I nodded, smiled, and left the guide behind. Before I had strolled a dozen steps, he had turned to the next guests alighting from the terminex platform.
From my vantage point on a low knoll, I could see several thousand guests milling across several hundred acres of manicured lawn, many of them wandering among forests of topiary. Above the stretch of grass where I stood, its broad sweep already shaded by the line of trees along the river, lay the formal gardens, and beyond them rose the imposing bulk of Government House. A band was playing on the distant patio, and hidden speakers carried the sound to the farthest reaches of Deer Park. A constant line of EMVs spiraled down from a farcaster portal far above. For a few seconds I watched their brightly clad passengers disembark at the platform near the pedestrian terminex.
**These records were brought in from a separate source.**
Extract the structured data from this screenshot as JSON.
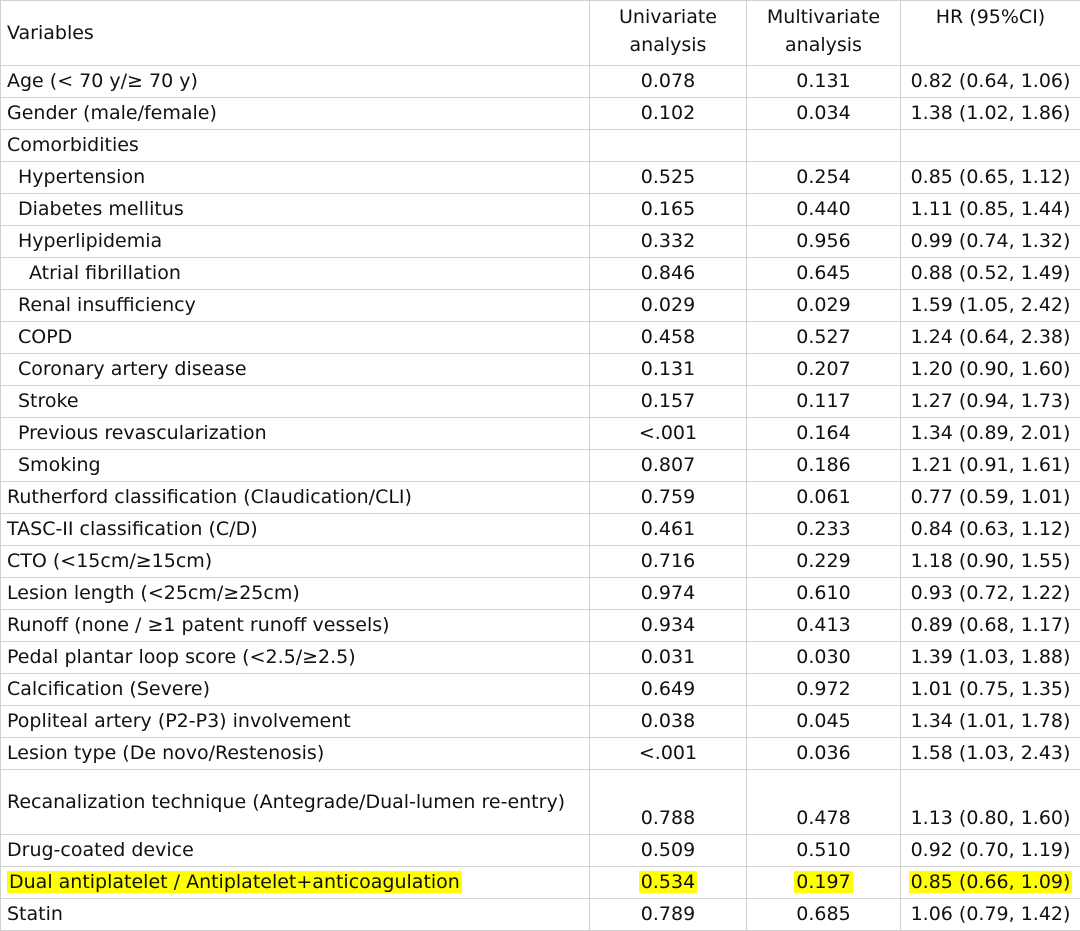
{
  "header": {
    "variables": "Variables",
    "univariate_line1": "Univariate",
    "univariate_line2": "analysis",
    "multivariate_line1": "Multivariate",
    "multivariate_line2": "analysis",
    "hr": "HR (95%CI)"
  },
  "rows": [
    {
      "label": "Age (< 70 y/≥ 70 y)",
      "uni": "0.078",
      "multi": "0.131",
      "hr": "0.82 (0.64, 1.06)"
    },
    {
      "label": "Gender (male/female)",
      "uni": "0.102",
      "multi": "0.034",
      "hr": "1.38 (1.02, 1.86)"
    },
    {
      "label": "Comorbidities",
      "uni": "",
      "multi": "",
      "hr": ""
    },
    {
      "label": "Hypertension",
      "uni": "0.525",
      "multi": "0.254",
      "hr": "0.85 (0.65, 1.12)"
    },
    {
      "label": "Diabetes mellitus",
      "uni": "0.165",
      "multi": "0.440",
      "hr": "1.11 (0.85, 1.44)"
    },
    {
      "label": "Hyperlipidemia",
      "uni": "0.332",
      "multi": "0.956",
      "hr": "0.99 (0.74, 1.32)"
    },
    {
      "label": "Atrial fibrillation",
      "uni": "0.846",
      "multi": "0.645",
      "hr": "0.88 (0.52, 1.49)"
    },
    {
      "label": "Renal insufficiency",
      "uni": "0.029",
      "multi": "0.029",
      "hr": "1.59 (1.05, 2.42)"
    },
    {
      "label": "COPD",
      "uni": "0.458",
      "multi": "0.527",
      "hr": "1.24 (0.64, 2.38)"
    },
    {
      "label": "Coronary artery disease",
      "uni": "0.131",
      "multi": "0.207",
      "hr": "1.20 (0.90, 1.60)"
    },
    {
      "label": "Stroke",
      "uni": "0.157",
      "multi": "0.117",
      "hr": "1.27 (0.94, 1.73)"
    },
    {
      "label": "Previous revascularization",
      "uni": "<.001",
      "multi": "0.164",
      "hr": "1.34 (0.89, 2.01)"
    },
    {
      "label": "Smoking",
      "uni": "0.807",
      "multi": "0.186",
      "hr": "1.21 (0.91, 1.61)"
    },
    {
      "label": "Rutherford classification (Claudication/CLI)",
      "uni": "0.759",
      "multi": "0.061",
      "hr": "0.77 (0.59, 1.01)"
    },
    {
      "label": "TASC-II classification (C/D)",
      "uni": "0.461",
      "multi": "0.233",
      "hr": "0.84 (0.63, 1.12)"
    },
    {
      "label": "CTO (<15cm/≥15cm)",
      "uni": "0.716",
      "multi": "0.229",
      "hr": "1.18 (0.90, 1.55)"
    },
    {
      "label": "Lesion length (<25cm/≥25cm)",
      "uni": "0.974",
      "multi": "0.610",
      "hr": "0.93 (0.72, 1.22)"
    },
    {
      "label": "Runoff (none / ≥1 patent runoff vessels)",
      "uni": "0.934",
      "multi": "0.413",
      "hr": "0.89 (0.68, 1.17)"
    },
    {
      "label": "Pedal plantar loop score (<2.5/≥2.5)",
      "uni": "0.031",
      "multi": "0.030",
      "hr": "1.39 (1.03, 1.88)"
    },
    {
      "label": "Calcification (Severe)",
      "uni": "0.649",
      "multi": "0.972",
      "hr": "1.01 (0.75, 1.35)"
    },
    {
      "label": "Popliteal artery (P2-P3) involvement",
      "uni": "0.038",
      "multi": "0.045",
      "hr": "1.34 (1.01, 1.78)"
    },
    {
      "label": "Lesion type (De novo/Restenosis)",
      "uni": "<.001",
      "multi": "0.036",
      "hr": "1.58 (1.03, 2.43)"
    },
    {
      "label": "Recanalization technique (Antegrade/Dual-lumen re-entry)",
      "uni": "0.788",
      "multi": "0.478",
      "hr": "1.13 (0.80, 1.60)"
    },
    {
      "label": "Drug-coated device",
      "uni": "0.509",
      "multi": "0.510",
      "hr": "0.92 (0.70, 1.19)"
    },
    {
      "label": "Dual antiplatelet / Antiplatelet+anticoagulation",
      "uni": "0.534",
      "multi": "0.197",
      "hr": "0.85 (0.66, 1.09)"
    },
    {
      "label": "Statin",
      "uni": "0.789",
      "multi": "0.685",
      "hr": "1.06 (0.79, 1.42)"
    }
  ],
  "highlight_color": "#ffff00"
}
I was fascinated by the variety of aircraft; evening light glinted not only on the shells of the standard Vikkens and Altz and Sumatsos, but also on the rococo decks of levitation barges and the metal hulls of antique skimmers which had been quaint when Old Earth still existed.
I wandered down the long, gradual slope to the River Tethys, past the dock where an incredible assortment of river craft disgorged their passengers. The Tethys was the only webwide river, flowing past its permanent farcaster portals through sections of more than two hundred worlds and moons, and the folk who lived along its banks were some of the wealthiest in the Hegemony. The vehicles on the river showed this: great, crenelated cruisers, canvas-laden barks, and five-tiered barges, many showing signs of being equipped with levitation gear; elaborate houseboats, obviously fitted with their own farcasters; small, motile isles imported from the oceans of Maui-Covenant; sporty pre-Hegira speedboats and submersibles; an assortment of hand-carved nautical EMVs from Renaissance Vector; and a few contemporary go-everywhere yachts, their outlines hidden by the seamless reflective ovoid surfaces of containment fields.